In Uganda, Kampala cement also brought on board a new grinding plant. In total, the region is looking at eight new grinding plants that have added capacity in the last three years. There are more than 16 cement companies in the East African region each fighting for a piece of the action, five of whom are listed.
This is also promising a fresh round of price wars in a market where players are not just wounded but are struggling to limp to their next sale.
The industry is however counting on revival of consumption this year driven by the Jubilee Government’s agenda to increase housing by 1 million units in five years, as well as the second Phase of the Standard Gauge Railway (SGR) project to Naivasha and expansion of various ports.
"Future market outlook remains positive with the unveiling of the Agenda Four initiatives by the national Government where affordable housing and manufacturing were among priorities,” EAPCC says in a statement to investors.
"The company will continue with the ongoing restricting programmes covering both operations and financial aspects of the business. This is geared towards reduction of the high finance and administrative costs and stabilization of the value chain processes."
But it is ARM which will be the most bruised player in the region, having barely survived another price war waged by Dangote in Tanzania.
In an earlier meeting with this writer, the firm’s chief executive Pradeep Paunrana blamed its state of affairs on costly miscalculations it had made when it went into the Tanzanian market.
He said his firm was caught up in the battle between two cement giants -- Dangote and Heidelberg Cement -- that spilled over from West Africa.

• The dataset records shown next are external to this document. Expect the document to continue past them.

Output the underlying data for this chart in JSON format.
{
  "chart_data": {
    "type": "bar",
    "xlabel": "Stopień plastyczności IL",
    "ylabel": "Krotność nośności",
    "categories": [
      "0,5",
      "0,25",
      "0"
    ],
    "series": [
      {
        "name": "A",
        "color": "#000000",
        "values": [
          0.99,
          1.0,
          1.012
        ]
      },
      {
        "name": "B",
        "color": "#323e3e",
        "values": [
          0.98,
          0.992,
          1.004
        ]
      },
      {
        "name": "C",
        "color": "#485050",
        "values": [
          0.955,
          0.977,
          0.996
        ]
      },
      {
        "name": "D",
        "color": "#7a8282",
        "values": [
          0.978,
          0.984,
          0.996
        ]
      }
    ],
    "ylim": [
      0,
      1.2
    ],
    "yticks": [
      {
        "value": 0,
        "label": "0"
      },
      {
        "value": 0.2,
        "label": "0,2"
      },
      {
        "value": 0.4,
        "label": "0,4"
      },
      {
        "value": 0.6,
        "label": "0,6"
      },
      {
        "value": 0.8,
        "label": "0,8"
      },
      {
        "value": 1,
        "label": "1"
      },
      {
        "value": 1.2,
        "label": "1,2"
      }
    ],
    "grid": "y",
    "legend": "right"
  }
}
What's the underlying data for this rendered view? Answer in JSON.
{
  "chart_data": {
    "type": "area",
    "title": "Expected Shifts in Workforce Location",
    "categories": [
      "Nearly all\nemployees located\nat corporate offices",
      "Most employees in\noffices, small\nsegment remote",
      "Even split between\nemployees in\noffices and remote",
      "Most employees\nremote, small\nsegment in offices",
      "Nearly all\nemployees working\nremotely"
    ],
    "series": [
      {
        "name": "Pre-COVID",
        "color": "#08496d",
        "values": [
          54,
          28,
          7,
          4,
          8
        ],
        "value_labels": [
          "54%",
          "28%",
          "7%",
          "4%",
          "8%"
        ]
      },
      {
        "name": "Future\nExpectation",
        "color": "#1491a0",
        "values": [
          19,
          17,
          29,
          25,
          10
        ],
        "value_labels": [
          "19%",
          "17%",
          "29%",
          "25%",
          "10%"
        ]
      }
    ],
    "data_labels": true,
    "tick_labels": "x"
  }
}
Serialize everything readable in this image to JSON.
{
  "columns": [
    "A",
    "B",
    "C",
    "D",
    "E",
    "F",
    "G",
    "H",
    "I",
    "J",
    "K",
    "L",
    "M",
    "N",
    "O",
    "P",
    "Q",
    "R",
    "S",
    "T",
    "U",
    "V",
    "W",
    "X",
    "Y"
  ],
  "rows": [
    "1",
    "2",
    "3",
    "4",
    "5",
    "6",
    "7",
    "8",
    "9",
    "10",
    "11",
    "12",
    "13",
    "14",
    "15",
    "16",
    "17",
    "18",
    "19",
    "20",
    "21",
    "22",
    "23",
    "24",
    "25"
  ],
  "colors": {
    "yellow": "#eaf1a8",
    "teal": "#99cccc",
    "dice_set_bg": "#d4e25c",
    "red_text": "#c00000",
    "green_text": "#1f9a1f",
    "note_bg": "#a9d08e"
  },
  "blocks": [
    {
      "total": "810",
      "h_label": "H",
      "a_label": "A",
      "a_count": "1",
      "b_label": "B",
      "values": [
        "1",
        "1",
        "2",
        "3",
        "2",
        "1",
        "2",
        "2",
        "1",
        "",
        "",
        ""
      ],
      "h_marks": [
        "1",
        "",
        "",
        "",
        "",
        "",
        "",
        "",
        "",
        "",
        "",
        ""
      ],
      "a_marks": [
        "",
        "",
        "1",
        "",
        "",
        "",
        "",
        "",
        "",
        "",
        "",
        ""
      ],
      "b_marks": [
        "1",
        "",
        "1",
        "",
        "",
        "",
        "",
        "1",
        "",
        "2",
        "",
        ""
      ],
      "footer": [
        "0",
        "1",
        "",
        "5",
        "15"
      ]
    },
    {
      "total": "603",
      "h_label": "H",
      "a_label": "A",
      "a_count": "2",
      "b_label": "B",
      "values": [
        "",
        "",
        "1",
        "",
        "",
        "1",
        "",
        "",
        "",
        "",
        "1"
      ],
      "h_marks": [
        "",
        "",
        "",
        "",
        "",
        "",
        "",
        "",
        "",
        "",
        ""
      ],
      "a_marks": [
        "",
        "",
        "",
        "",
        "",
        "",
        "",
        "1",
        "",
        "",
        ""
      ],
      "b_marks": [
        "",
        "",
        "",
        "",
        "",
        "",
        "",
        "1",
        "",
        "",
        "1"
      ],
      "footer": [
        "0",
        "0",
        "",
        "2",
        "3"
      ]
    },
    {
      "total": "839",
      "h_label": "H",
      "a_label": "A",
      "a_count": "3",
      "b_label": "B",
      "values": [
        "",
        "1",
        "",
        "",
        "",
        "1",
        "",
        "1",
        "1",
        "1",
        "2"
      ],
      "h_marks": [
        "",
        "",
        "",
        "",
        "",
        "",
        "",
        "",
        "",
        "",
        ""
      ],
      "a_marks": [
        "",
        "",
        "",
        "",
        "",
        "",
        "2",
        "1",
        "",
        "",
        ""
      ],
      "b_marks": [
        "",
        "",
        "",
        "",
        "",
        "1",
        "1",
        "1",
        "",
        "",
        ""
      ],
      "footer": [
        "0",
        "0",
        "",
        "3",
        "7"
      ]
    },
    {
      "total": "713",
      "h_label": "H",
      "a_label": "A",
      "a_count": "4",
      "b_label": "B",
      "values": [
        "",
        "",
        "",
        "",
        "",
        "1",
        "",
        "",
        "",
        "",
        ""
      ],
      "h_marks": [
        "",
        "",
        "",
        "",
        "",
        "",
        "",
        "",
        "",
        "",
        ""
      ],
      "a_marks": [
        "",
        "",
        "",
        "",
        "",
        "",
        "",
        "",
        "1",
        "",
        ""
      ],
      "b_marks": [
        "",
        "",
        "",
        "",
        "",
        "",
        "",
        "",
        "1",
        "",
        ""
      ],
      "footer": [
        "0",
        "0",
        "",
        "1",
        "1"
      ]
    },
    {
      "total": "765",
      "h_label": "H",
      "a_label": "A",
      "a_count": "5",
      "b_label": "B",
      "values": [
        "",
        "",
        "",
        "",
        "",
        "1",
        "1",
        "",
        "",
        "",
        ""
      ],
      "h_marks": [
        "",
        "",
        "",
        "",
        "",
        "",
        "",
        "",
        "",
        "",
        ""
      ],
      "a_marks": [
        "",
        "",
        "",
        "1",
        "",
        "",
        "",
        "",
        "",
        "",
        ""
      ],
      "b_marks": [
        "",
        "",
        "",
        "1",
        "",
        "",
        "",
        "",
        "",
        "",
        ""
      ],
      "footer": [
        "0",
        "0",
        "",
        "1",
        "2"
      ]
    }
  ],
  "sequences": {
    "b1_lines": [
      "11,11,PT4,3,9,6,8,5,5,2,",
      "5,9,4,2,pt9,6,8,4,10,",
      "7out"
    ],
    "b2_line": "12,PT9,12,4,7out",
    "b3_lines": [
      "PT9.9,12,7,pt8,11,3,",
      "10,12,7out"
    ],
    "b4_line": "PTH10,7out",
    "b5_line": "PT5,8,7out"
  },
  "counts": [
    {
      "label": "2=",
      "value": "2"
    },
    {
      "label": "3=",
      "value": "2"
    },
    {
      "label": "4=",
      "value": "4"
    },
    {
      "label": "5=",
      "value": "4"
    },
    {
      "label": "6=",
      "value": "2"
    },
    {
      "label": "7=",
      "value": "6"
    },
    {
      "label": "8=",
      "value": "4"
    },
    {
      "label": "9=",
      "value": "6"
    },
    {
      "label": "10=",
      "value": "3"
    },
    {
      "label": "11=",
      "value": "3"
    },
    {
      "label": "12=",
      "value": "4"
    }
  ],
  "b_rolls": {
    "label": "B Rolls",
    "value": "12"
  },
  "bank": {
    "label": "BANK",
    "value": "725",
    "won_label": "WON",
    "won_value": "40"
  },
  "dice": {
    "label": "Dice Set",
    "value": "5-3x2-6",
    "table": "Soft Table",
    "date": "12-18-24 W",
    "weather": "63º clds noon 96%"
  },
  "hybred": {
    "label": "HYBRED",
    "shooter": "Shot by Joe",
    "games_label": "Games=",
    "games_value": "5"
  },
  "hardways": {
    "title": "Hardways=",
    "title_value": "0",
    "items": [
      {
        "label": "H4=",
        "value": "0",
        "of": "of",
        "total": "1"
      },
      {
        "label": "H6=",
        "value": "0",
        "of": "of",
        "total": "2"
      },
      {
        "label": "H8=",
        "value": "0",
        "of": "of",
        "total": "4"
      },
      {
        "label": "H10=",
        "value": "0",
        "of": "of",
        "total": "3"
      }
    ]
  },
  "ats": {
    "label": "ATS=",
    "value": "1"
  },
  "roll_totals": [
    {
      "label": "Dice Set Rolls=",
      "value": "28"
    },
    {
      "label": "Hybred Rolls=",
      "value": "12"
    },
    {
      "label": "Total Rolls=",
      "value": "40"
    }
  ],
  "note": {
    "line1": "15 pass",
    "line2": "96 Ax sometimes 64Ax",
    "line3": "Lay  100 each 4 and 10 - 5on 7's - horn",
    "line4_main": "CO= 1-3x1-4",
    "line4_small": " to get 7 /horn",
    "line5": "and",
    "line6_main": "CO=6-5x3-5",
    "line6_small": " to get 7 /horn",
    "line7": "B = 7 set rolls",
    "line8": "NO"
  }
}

"In West Africa, there are many overlapping countries where Dangote has moved into the traditional market of Heidelberg and Dangote’s strategy has always been to drop the price and hope for a market grab immediately,” he said.
But in Tanzania, it did not work out that way for Dangote because his plant is located at the bottom part of the country whereas the main market is in Dar-es-Salaam. Heidelberg plant on the other hand, which produces Twiga Cement is located in Dar, where ARM is also located.
So it had no transport costs. This left Dangote on the losing end of the cement price war. But he was not going to go down without a fight. Heidelberg kept on dropping the price from about $120 (Sh12,106) per tonne in 2014 to $100 (Sh10,088) by 2015.
By 2016, when CDC put in the money in ARM, the price had shrunk to $88 (Sh8,877) and by end of May 2017, it was down to about $60 (Sh6,053).
"This was a battle of giants and we were all affected. At $60 (Sh6,053), we are not making any money despite the fact that we were struggling with production because of lack of coal," Paunrana said.
The firm says the three main pillars of its turnaround are in restructuring its balance sheet, reducing its debt, but not at the cost of its shareholders. Many companies restructure their balance sheets when they are in financial distress.
In hind sight, Paunrana says the firm should not have built a big plant in Tanzania. "There were too many headwinds that created a perfect storm. But there is no point in regretting. CDC put in $140 million just last year. How could an army of experts from London also get it wrong? Nobody could predict this," Paunrana said then.
This type of business needs a lot of capital and a strong balance sheet that can help it weather the storm.